Lilith @ Steina Vasulka. 1987

Publié le par Olivier Lussac

LILILITH, 1987
Réalisée en collaboration avec Doris Cross, peintre, Lilith est une réflexion explicite sur les icônes de la féminité.
Dans une certaine tradition biblique, Lilith est la première femme que Dieu donne à Adam ; classiquement représentée comme une sorcière, elle a abandonné Adam pour rejoindre les troupes de Satan. Les féministes ont proposé des interprétations plus polémiques de ce personnage, la présentant comme l'égale d'Adam, refusant la soumission et figurant la première femme libre. Le visage de Doris Cross, en gros plan, est envahi par les paysages, grâce à processus de mixage d'images qui fait du visage un paysage et du paysage un visage ; l'artiste parle, d'une voix ralentie, envoûtante, à propos de sa peinture, de l'identité féminine dans l'art. Le parallèle avec une figure primordiale, sortie des entrailles de la terre, est frappant. Steina Vasulka rejoint avec cette bande un courant très important de la pratique vidéo des années 70, à savoir le féminisme. Bien que n'ayant jamais caché sa sympathie pour les mouvements de libération, Steina n'a pas produit de travaux militants. La collaboration avec une femme artiste, la prise en compte, via le discours, de la problématique du féminin est donc tout à fait exceptionnelle et intéressante. Il est patent tout d'abord que l'individu intéresse davantage Steina que le genre ; Doris Cross ne représente personne d'autre qu'elle-même. D'autre part, le vrai travail de libération passe pour Steina par la libération du regard, de la représentation, de l'image - c'est pourquoi elle choisit de travailler l'image et le son afin de ne pas produire un document, mais au contraire de créer un portrait dynamique et novateur. Elle poursuit sa recherche et son invention d'un langage nouveau avec la vidéo, et subordonne tout à cette préoccupation. (LLH)

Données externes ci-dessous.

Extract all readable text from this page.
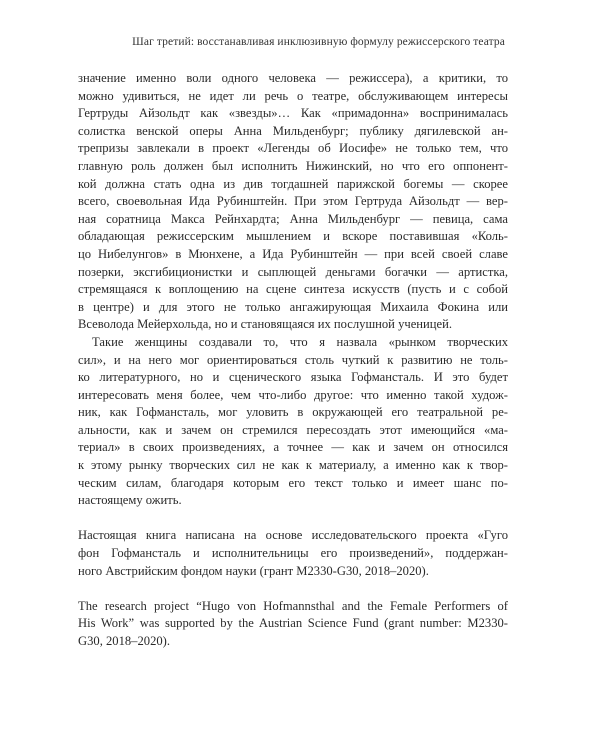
Шаг третий: восстанавливая инклюзивную формулу режиссерского театра
значение именно воли одного человека — режиссера), а критики, то
можно удивиться, не идет ли речь о театре, обслуживающем интересы
Гертруды Айзольдт как «звезды»… Как «примадонна» воспринималась
солистка венской оперы Анна Мильденбург; публику дягилевской ан-
трепризы завлекали в проект «Легенды об Иосифе» не только тем, что
главную роль должен был исполнить Нижинский, но что его оппонент-
кой должна стать одна из див тогдашней парижской богемы — скорее
всего, своевольная Ида Рубинштейн. При этом Гертруда Айзольдт — вер-
ная соратница Макса Рейнхардта; Анна Мильденбург — певица, сама
обладающая режиссерским мышлением и вскоре поставившая «Коль-
цо Нибелунгов» в Мюнхене, а Ида Рубинштейн — при всей своей славе
позерки, эксгибиционистки и сыплющей деньгами богачки — артистка,
стремящаяся к воплощению на сцене синтеза искусств (пусть и с собой
в центре) и для этого не только ангажирующая Михаила Фокина или
Всеволода Мейерхольда, но и становящаяся их послушной ученицей.
Такие женщины создавали то, что я назвала «рынком творческих
сил», и на него мог ориентироваться столь чуткий к развитию не толь-
ко литературного, но и сценического языка Гофмансталь. И это будет
интересовать меня более, чем что-либо другое: что именно такой худож-
ник, как Гофмансталь, мог уловить в окружающей его театральной ре-
альности, как и зачем он стремился пересоздать этот имеющийся «ма-
териал» в своих произведениях, а точнее — как и зачем он относился
к этому рынку творческих сил не как к материалу, а именно как к твор-
ческим силам, благодаря которым его текст только и имеет шанс по-
настоящему ожить.
Настоящая книга написана на основе исследовательского проекта «Гуго
фон Гофмансталь и исполнительницы его произведений», поддержан-
ного Австрийским фондом науки (грант M2330-G30, 2018–2020).
The research project “Hugo von Hofmannsthal and the Female Performers of
His Work” was supported by the Austrian Science Fund (grant number: M2330-
G30, 2018–2020).
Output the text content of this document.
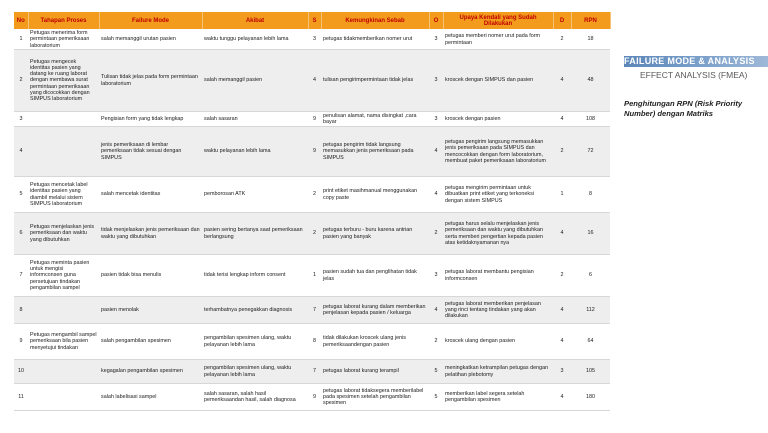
No	Tahapan Proses	Failure Mode	Akibat	S	Kemungkinan Sebab	O	Upaya Kendali yang Sudah Dilakukan	D	RPN
1	Petugas menerima form permintaan pemeriksaan laboratorium	salah memanggil urutan pasien	waktu tunggu pelayanan lebih lama	3	petugas tidakmemberikan nomer urut	3	petugas memberi nomer urut pada form permintaan	2	18
2	Petugas mengecek identitas pasien yang datang ke ruang laborat dengan membawa surat permintaan pemeriksaan yang dicocokkan dengan SIMPUS laboratorium	Tulisan tidak jelas pada form permintaan laboratorium	salah memanggil pasien	4	tulisan pengirimpermintaan tidak jelas	3	kroscek dengan SIMPUS dan pasien	4	48
3		Pengisian form yang tidak lengkap	salah sasaran	9	penulisan alamat, nama disingkat ,cara bayar	3	kroscek dengan pasien	4	108
4		jenis pemeriksaan di lembar pemeriksaan tidak sesuai dengan SIMPUS	waktu pelayanan lebih lama	9	petugas pengirim tidak langsung memasukkan jenis pemeriksaan pada SIMPUS	4	petugas pengirim langsung memasukkan jenis pemeriksaan pada SIMPUS dan mencocokkan dengan form laboratorium, membuat paket pemeriksaan laboratorium	2	72
5	Petugas mencetak label identitas pasien yang diambil melalui sistem SIMPUS laboratorium	salah mencetak identitas	pemborosan ATK	2	print etiket masihmanual menggunakan copy paste	4	petugas mengirim permintaan untuk dibuatkan print etiket yang terkoneksi dengan sistem SIMPUS	1	8
6	Petugas menjelaskan jenis pemeriksaan dan waktu yang dibutuhkan	tidak menjelaskan jenis pemeriksaan dan waktu yang dibutuhkan	pasien sering bertanya saat pemeriksaan berlangsung	2	petugas terburu - buru karena antrian pasien yang banyak	2	petugas harus selalu menjelaskan jenis pemeriksaan dan waktu yang dibutuhkan serta memberi pengertian kepada pasien atas ketidaknyamanan nya	4	16
7	Petugas meminta pasien untuk mengisi informconsen guna persetujuan tindakan pengambilan sampel	pasien tidak bisa menulis	tidak terisi lengkap inform consent	1	pasien sudah tua dan penglihatan tidak jelas	3	petugas laborat membantu pengisian informconsen	2	6
8		pasien menolak	terhambatnya penegakkan diagnosis	7	petugas laborat kurang dalam memberikan penjelasan kepada pasien / keluarga	4	petugas laborat memberikan penjelasan yang rinci tentang tindakan yang akan dilakukan	4	112
9	Petugas mengambil sampel pemeriksaan bila pasien menyetujui tindakan	salah pengambilan spesimen	pengambilan spesimen ulang, waktu pelayanan lebih lama	8	tidak dilakukan kroscek ulang jenis pemeriksaandengan pasien	2	kroscek ulang dengan pasien	4	64
10		kegagalan pengambilan spesimen	pengambilan spesimen ulang, waktu pelayanan lebih lama	7	petugas laborat kurang terampil	5	meningkatkan ketrampilan petugas dengan pelatihan plebotomy	3	105
11		salah labelisasi sampel	salah sasaran, salah hasil pemeriksaandan hasil, salah diagnosa	9	petugas laborat tidaksegera memberilabel pada spesimen setelah pengambilan spesimen	5	memberikan label segera setelah pengambilan spesimen	4	180
FAILURE MODE & ANALYSIS
EFFECT ANALYSIS (FMEA)
Penghitungan RPN (Risk Priority Number) dengan Matriks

by Steina in collaboration with Doris Cross.
1987, 9:12 min, color, sound
In Lilith -- a name that evokes biblical and mystical references -- Steina alters and manipulates the face of a woman (painter Doris Cross) so that it is submerged within a natural and technological landscape. Employing the imaging techniques of focal plane shift (altering the depth of field) and frame "grabbing" (a succession of frozen images), she creates a constantly shifting visual field in which an image appears to exist in a constant flux of temporal and spatial planes. The woman's electronically distorted speech adds a further haunting dimension to this almost sculptural fusion of human figure and landscape.